Ao concluir o mês do Terço, Zenit entrevistou o sacerdote Mauro Persici op, promotor do Movimento Dominicano do Rosário.

Este movimento «de comunhão espiritual de oração» pretende ser uma escola do terço na meditação do «evangelho segundo Maria».

–O que é o Movimento Dominicano do Rosário e qual é a sua finalidade?

–Mauro Perisici: Falando do terço, a exortação de Paulo VI, «Marialis Cultus», recorda que «os Filhos de São Domingos são, por tradição, guardiões e propagadores dessa tão salutar devoção». Para ser fiéis a esta preciosa herança ‘familiar’, os dominicanos de todos os tempos se empenharam sempre em todos os níveis, envolvendo numerosos fiéis na descoberta do ‘segredo’ do terço. Normalmente, estes formam a ‘família do terço’. A comunhão espiritual permite compartilhar o grande tesouro acumulado pelas orações de todos aqueles que a formam.

Para poder ‘legalizar’ esta comunhão espiritual nos séculos, os dominicanos obtiveram da Igreja o privilégio de poder criar associações para unir os fiéis, segundo um caminho que, pedagogicamente, acolhe sua disponibilidade.
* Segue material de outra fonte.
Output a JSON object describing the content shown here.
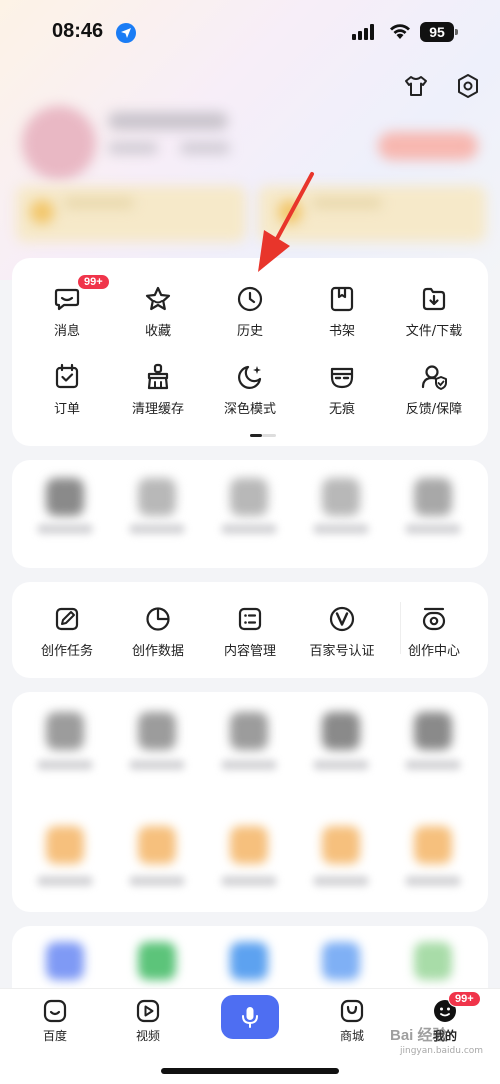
{
  "status_bar": {
    "time": "08:46",
    "battery": "95"
  },
  "tools_card": {
    "row1": [
      {
        "label": "消息",
        "icon": "message-icon",
        "badge": "99+"
      },
      {
        "label": "收藏",
        "icon": "star-icon"
      },
      {
        "label": "历史",
        "icon": "clock-icon"
      },
      {
        "label": "书架",
        "icon": "bookshelf-icon"
      },
      {
        "label": "文件/下载",
        "icon": "download-folder-icon"
      }
    ],
    "row2": [
      {
        "label": "订单",
        "icon": "order-icon"
      },
      {
        "label": "清理缓存",
        "icon": "broom-icon"
      },
      {
        "label": "深色模式",
        "icon": "moon-icon"
      },
      {
        "label": "无痕",
        "icon": "mask-icon"
      },
      {
        "label": "反馈/保障",
        "icon": "feedback-icon"
      }
    ]
  },
  "creator_card": [
    {
      "label": "创作任务",
      "icon": "task-edit-icon"
    },
    {
      "label": "创作数据",
      "icon": "pie-chart-icon"
    },
    {
      "label": "内容管理",
      "icon": "list-icon"
    },
    {
      "label": "百家号认证",
      "icon": "verified-v-icon"
    },
    {
      "label": "创作中心",
      "icon": "creator-center-icon"
    }
  ],
  "tabbar": [
    {
      "label": "百度",
      "icon": "baidu-home-icon"
    },
    {
      "label": "视频",
      "icon": "video-play-icon"
    },
    {
      "label": "",
      "icon": "microphone-icon"
    },
    {
      "label": "商城",
      "icon": "shop-bag-icon"
    },
    {
      "label": "我的",
      "icon": "profile-face-icon",
      "badge": "99+"
    }
  ],
  "watermark": {
    "main": "Bai 经验",
    "sub": "jingyan.baidu.com"
  },
  "colors": {
    "accent": "#4e6ef2",
    "badge": "#f0344a",
    "arrow": "#e8352b"
  }
}
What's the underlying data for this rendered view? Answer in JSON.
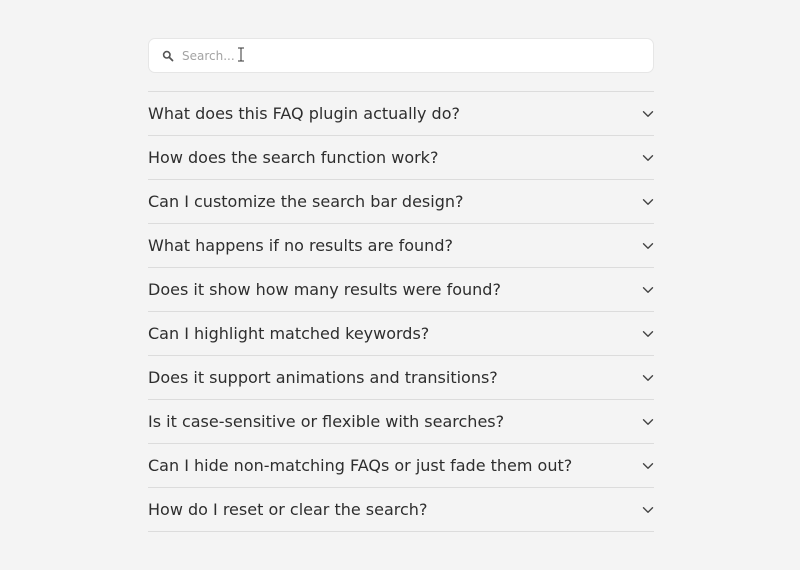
{
  "search": {
    "placeholder": "Search...",
    "value": ""
  },
  "faq": {
    "items": [
      {
        "question": "What does this FAQ plugin actually do?"
      },
      {
        "question": "How does the search function work?"
      },
      {
        "question": "Can I customize the search bar design?"
      },
      {
        "question": "What happens if no results are found?"
      },
      {
        "question": "Does it show how many results were found?"
      },
      {
        "question": "Can I highlight matched keywords?"
      },
      {
        "question": "Does it support animations and transitions?"
      },
      {
        "question": "Is it case-sensitive or flexible with searches?"
      },
      {
        "question": "Can I hide non-matching FAQs or just fade them out?"
      },
      {
        "question": "How do I reset or clear the search?"
      }
    ]
  },
  "icons": {
    "search": "search-icon",
    "chevron": "chevron-down-icon",
    "cursor": "text-cursor-icon"
  },
  "colors": {
    "background": "#f4f4f4",
    "divider": "#dcdcdc",
    "text": "#2e2e2e",
    "placeholder": "#a3a3a3"
  }
}
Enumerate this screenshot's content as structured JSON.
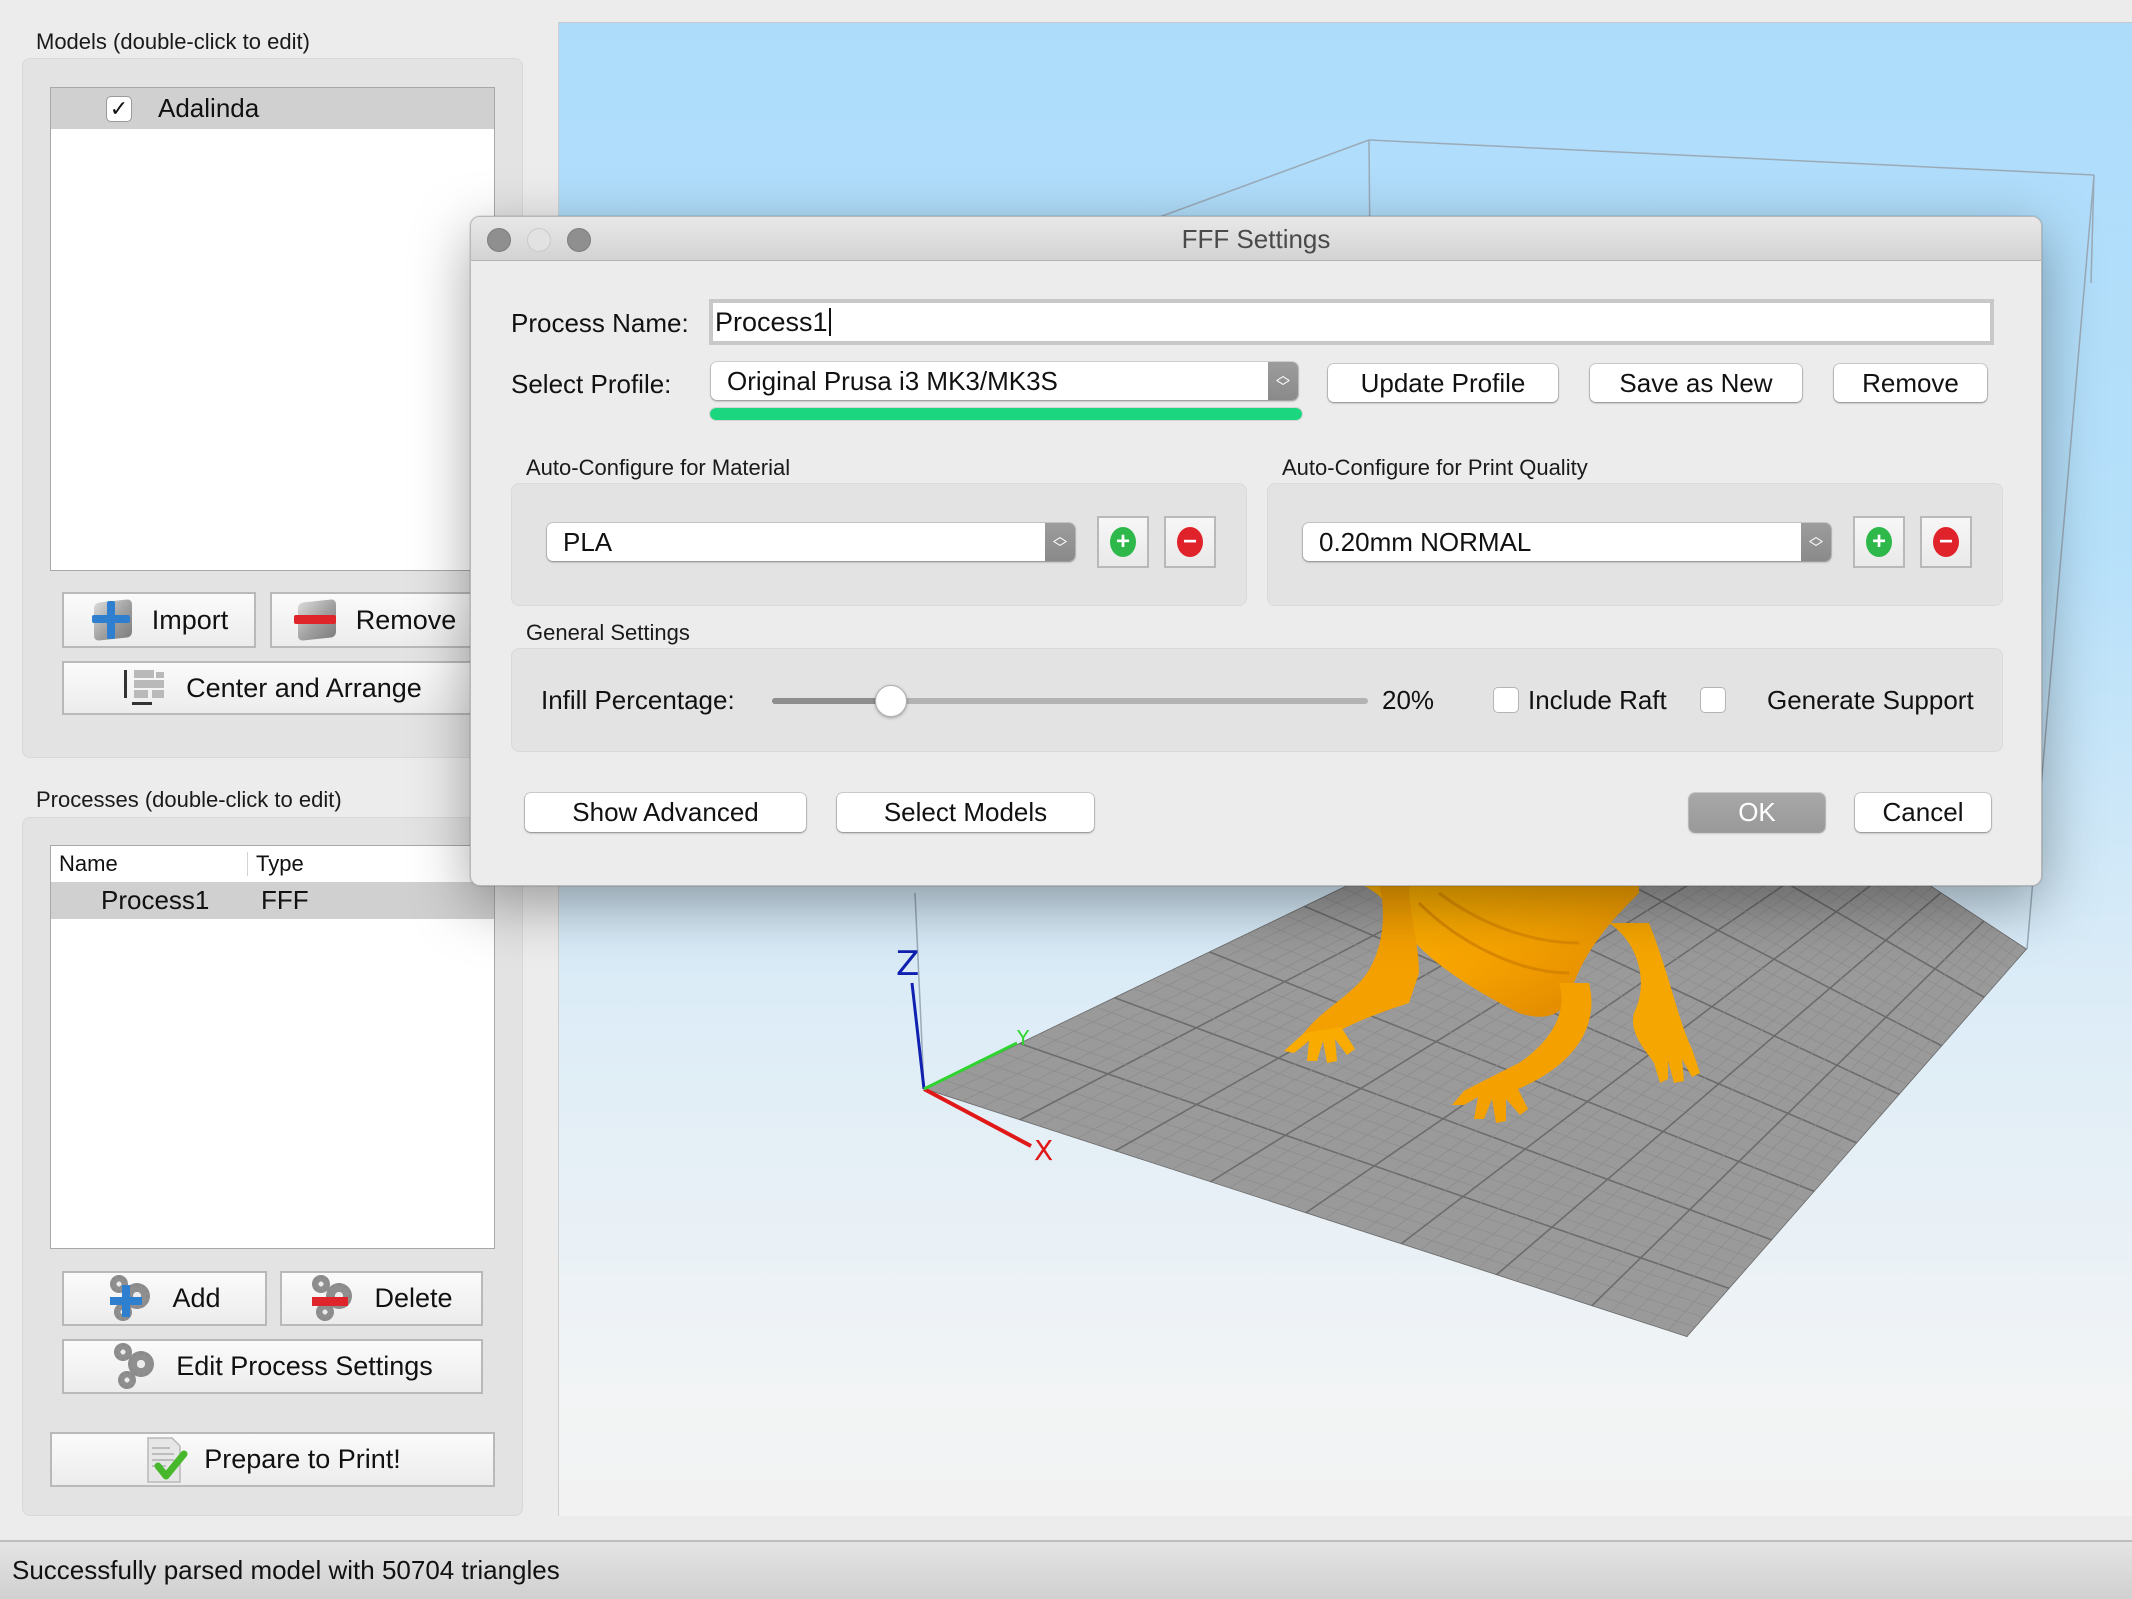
{
  "models_panel": {
    "label": "Models (double-click to edit)",
    "items": [
      {
        "name": "Adalinda",
        "checked": true
      }
    ],
    "buttons": {
      "import": "Import",
      "remove": "Remove",
      "center_arrange": "Center and Arrange"
    }
  },
  "processes_panel": {
    "label": "Processes (double-click to edit)",
    "columns": [
      "Name",
      "Type"
    ],
    "rows": [
      {
        "name": "Process1",
        "type": "FFF"
      }
    ],
    "buttons": {
      "add": "Add",
      "delete": "Delete",
      "edit": "Edit Process Settings",
      "prepare": "Prepare to Print!"
    }
  },
  "status_bar": {
    "message": "Successfully parsed model with 50704 triangles"
  },
  "viewport": {
    "axes": {
      "x": "X",
      "y": "Y",
      "z": "Z"
    },
    "colors": {
      "x_axis": "#e01818",
      "y_axis": "#2fd52f",
      "z_axis": "#1020b0",
      "bed": "#9a9a9a",
      "model": "#f7a600"
    }
  },
  "dialog": {
    "title": "FFF Settings",
    "process_name_label": "Process Name:",
    "process_name_value": "Process1",
    "select_profile_label": "Select Profile:",
    "profile_value": "Original Prusa i3 MK3/MK3S",
    "profile_progress": 1.0,
    "buttons": {
      "update_profile": "Update Profile",
      "save_as_new": "Save as New",
      "remove": "Remove",
      "show_advanced": "Show Advanced",
      "select_models": "Select Models",
      "ok": "OK",
      "cancel": "Cancel"
    },
    "material_group": {
      "title": "Auto-Configure for Material",
      "value": "PLA"
    },
    "quality_group": {
      "title": "Auto-Configure for Print Quality",
      "value": "0.20mm NORMAL"
    },
    "general_group": {
      "title": "General Settings",
      "infill_label": "Infill Percentage:",
      "infill_value_text": "20%",
      "infill_percent": 20,
      "include_raft_label": "Include Raft",
      "include_raft": false,
      "generate_support_label": "Generate Support",
      "generate_support": false
    },
    "colors": {
      "progress": "#1bd67f",
      "add_icon": "#2eb84a",
      "remove_icon": "#e0222a"
    }
  }
}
Surge assim a associação do ‘terço vivo’, fundada por uma leiga dominicana francesa, Pauline Jaricot, em 1826, e aprovada por Gregório XVI, em 27 de janeiro de 1832, à qual se unem todos os que se comprometem a meditar diariamente um mistério do terço.

A «fraternidade do terço», fundada por um padre dominicano, o beato Alano de la Roche op, em 1470, e aprovada por Sixto IV, em 12 de maio de 1479, na qual se unem todos aqueles que se empenham em meditar um terço inteiro durante a semana (ou cinco mistérios todos os dias).

A associação do «terço perpétuo», fundada pelo Pe. Timoteo Ricci op, em 1630, e aprovada por Alexandre VII, em 1655, à qual se unem aqueles que, pertencendo já à ‘fraternidade do terço’, querem velar uma hora em oração com Maria em um dia e em um horário fixo do mês.

Junto a muitíssimas outras pessoas, que ainda não pertencendo, compartilham seu espírito, estas associações formam a chamada ‘família do terço’, ou Movimento Dominicano do Rosário.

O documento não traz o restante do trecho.